- Born: September 14, 1922 Évian-les-Bains, France
- Died: December 28, 2001 Neuilly-sur-Seine, France
- Occupation: Journalist

= Marcel Niedergang =

French journalist and non-fiction author

Marcel Niedergang (1922-2001) was a French journalist and non-fiction author.

==Early life==
Marcel Niedergang was born on September 14, 1922, in Évian-les-Bains, France. He was raised as a Protestant. He studied German at university.

==Career==
Niedergang started his career as a journalist for Réforme, a Protestant newspaper, in 1949. He joined Le Monde in 1952. He worked for France-Soir from 1956 to 1964. From 1964 to 1975, he worked for Le Monde once again, covering Iberian affairs and Latin America. From 1975 to 1996, he covered foreign affairs for Le Monde. For example, he covered the 1973 Chilean coup d'état and the death of Salvador Allende.
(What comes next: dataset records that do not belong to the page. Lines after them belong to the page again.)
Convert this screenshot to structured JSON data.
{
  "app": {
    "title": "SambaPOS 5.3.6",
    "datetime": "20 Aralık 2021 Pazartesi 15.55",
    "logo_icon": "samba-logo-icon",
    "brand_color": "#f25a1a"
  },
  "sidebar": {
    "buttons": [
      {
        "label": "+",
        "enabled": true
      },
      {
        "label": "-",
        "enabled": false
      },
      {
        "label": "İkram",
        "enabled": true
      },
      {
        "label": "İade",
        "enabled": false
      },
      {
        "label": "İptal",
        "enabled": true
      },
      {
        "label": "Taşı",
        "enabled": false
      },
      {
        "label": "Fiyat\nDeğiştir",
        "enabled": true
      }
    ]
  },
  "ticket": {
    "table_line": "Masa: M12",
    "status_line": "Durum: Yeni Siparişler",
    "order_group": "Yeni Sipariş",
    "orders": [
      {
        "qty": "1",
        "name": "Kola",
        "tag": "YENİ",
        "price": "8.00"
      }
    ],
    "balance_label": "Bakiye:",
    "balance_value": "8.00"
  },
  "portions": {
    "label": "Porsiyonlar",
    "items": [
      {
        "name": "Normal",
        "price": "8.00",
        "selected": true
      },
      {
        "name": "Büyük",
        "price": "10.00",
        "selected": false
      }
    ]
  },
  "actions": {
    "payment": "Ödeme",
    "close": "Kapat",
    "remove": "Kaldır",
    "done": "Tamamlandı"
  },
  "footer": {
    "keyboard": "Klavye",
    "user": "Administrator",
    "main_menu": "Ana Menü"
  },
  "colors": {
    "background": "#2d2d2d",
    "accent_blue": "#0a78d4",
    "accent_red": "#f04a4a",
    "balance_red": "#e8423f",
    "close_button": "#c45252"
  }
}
Niedergang was the author of several books. In 1960, he published Tempête sur le Congo, whose main topic was the decolonisation of the Belgian Congo. The book received the Albert Londres Prize in 1961. In 1962, he published Les 20 Amériques latines, a bestseller which was reedited in 1969. In it, he argued that South America was made up of very different former Spanish and Portuguese colonies. He also suggested that Fidel Castro's leadership style was far more comparable to Josip Broz Tito in Yugoslavia or Gamal Abdel Nasser in Egypt than Nikita Khrushchev in the Soviet Union.

In the winter of 1999, Niedergang joined the Collectif Liberté pour l'Afghanistan, an organization lobbying for the West to stop tolerating the Talibans and "Osama bin Laden, the millionaire Saudi financier of terror".

==Personal life==
Niedergang was married. He spent much of his retirement in Peru.

==Death==
Niedergang on December 28, 2001, in Neuilly-sur-Seine near Paris, France.